The obsession theme, and the parade of journalists and experts who would downplay bin Laden, al Qaeda, and the threat of terrorism is not new. In March 1997, The New Republic printed an article by Susan Ellingwood entitled “Hot Air” that mocked the Clinton administration’s attempts to strengthen airport security, calling it an absurd waste of money.

In August 1998, former CIA officer Milton Bearden penned an op-ed in The New York Times arguing that Osama bin Laden has been “blown out of proportion.”

“One might argue that the following of Osama bin Laden that has been created by the romantic mythology has become more dangerous than the man himself,” Bearden writes.

In June 2000, writing in The Washington Post in response to the National Commission on Terrorism Report, former State Department counter-terrorism official Larry C. Johnson also says that more Americans have died from scorpion bites than from foreign terrorist attacks over the past five years, calling the Commission’s description of the terrorism threat “vastly exaggerated.”

In November 2000, Bearden and Johnson banded together to write in The Los Angeles that “American attempts to blast Usama bin Laden out of his Afghan redoubt have elevated him to levels of mystical power in the Islamic world.”

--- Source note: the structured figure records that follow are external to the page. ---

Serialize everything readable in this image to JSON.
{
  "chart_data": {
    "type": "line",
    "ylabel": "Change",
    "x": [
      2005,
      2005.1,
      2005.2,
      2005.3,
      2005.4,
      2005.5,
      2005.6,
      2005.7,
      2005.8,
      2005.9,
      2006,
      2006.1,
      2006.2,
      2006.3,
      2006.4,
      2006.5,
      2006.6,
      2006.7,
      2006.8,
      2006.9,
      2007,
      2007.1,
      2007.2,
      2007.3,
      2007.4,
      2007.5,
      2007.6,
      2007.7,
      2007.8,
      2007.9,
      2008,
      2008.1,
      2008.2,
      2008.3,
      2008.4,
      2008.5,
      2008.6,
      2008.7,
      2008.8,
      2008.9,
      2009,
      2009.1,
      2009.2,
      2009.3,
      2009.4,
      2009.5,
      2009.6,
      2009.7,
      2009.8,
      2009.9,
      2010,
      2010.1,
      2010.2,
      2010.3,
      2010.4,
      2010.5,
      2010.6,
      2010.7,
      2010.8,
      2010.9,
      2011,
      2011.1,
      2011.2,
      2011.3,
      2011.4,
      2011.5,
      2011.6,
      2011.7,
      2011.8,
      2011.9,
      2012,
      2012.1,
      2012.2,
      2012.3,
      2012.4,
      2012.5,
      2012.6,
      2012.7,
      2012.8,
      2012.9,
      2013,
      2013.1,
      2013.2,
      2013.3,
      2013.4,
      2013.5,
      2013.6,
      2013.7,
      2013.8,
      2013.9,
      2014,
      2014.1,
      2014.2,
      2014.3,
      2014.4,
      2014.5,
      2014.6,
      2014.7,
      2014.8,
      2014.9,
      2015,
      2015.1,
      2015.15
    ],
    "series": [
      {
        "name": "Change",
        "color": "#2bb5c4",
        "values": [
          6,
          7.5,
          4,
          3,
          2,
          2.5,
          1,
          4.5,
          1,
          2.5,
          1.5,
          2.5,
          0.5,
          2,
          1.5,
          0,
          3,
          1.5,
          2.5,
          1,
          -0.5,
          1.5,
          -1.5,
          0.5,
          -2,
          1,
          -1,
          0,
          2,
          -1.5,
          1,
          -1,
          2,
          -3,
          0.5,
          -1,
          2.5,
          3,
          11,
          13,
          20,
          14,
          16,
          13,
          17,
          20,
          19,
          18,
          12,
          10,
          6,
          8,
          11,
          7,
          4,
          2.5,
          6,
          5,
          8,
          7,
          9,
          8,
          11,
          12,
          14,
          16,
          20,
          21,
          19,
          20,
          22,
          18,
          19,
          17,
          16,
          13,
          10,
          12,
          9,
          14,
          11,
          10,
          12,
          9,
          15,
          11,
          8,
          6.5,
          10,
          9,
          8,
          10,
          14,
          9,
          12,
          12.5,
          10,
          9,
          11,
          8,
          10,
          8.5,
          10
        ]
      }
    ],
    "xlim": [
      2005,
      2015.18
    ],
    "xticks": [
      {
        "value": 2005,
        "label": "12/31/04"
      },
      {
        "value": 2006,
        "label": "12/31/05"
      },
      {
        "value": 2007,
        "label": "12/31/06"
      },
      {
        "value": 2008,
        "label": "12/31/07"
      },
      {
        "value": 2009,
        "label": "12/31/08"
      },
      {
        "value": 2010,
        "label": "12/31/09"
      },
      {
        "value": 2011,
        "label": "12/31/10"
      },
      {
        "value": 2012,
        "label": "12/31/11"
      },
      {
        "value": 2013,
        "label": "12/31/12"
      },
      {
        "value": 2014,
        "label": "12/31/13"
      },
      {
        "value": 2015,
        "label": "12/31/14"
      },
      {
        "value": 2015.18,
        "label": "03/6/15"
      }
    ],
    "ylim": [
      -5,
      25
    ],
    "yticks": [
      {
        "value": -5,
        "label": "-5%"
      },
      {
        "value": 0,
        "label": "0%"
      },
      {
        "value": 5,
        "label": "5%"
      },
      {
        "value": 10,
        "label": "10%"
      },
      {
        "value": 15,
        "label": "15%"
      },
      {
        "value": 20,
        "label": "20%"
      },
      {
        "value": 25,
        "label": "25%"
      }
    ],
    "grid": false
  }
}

On May 31, 2001, Benjamin Weiser writes in The New York Times (“Trial Poked Holes in Image of bin Laden’s Terror Group”) about how al Qaeda is not all that fearsome. Osama bin Laden “loomed large” before the African embassy bombings trial, Weiser writes, “because so little was known about how he worked.”

“But the trial … made clear that while Mr. Bin Laden may be a global menace, his group, Al Qaeda, was at times slipshod, torn by inner strife, betrayal, greed and the banalities of life that one might find in any office.”

On July 10, 2001, Johnson was back in The New York Times: “The overall terrorist threat trend is down … Nor are the United States and its policies the primary target … The greatest risk clear: if you are drilling for oil in Colombia—or in nations like Ecuador, Nigeria or Indonesia—you should take appropriate precautions; otherwise Americans have little to fear.”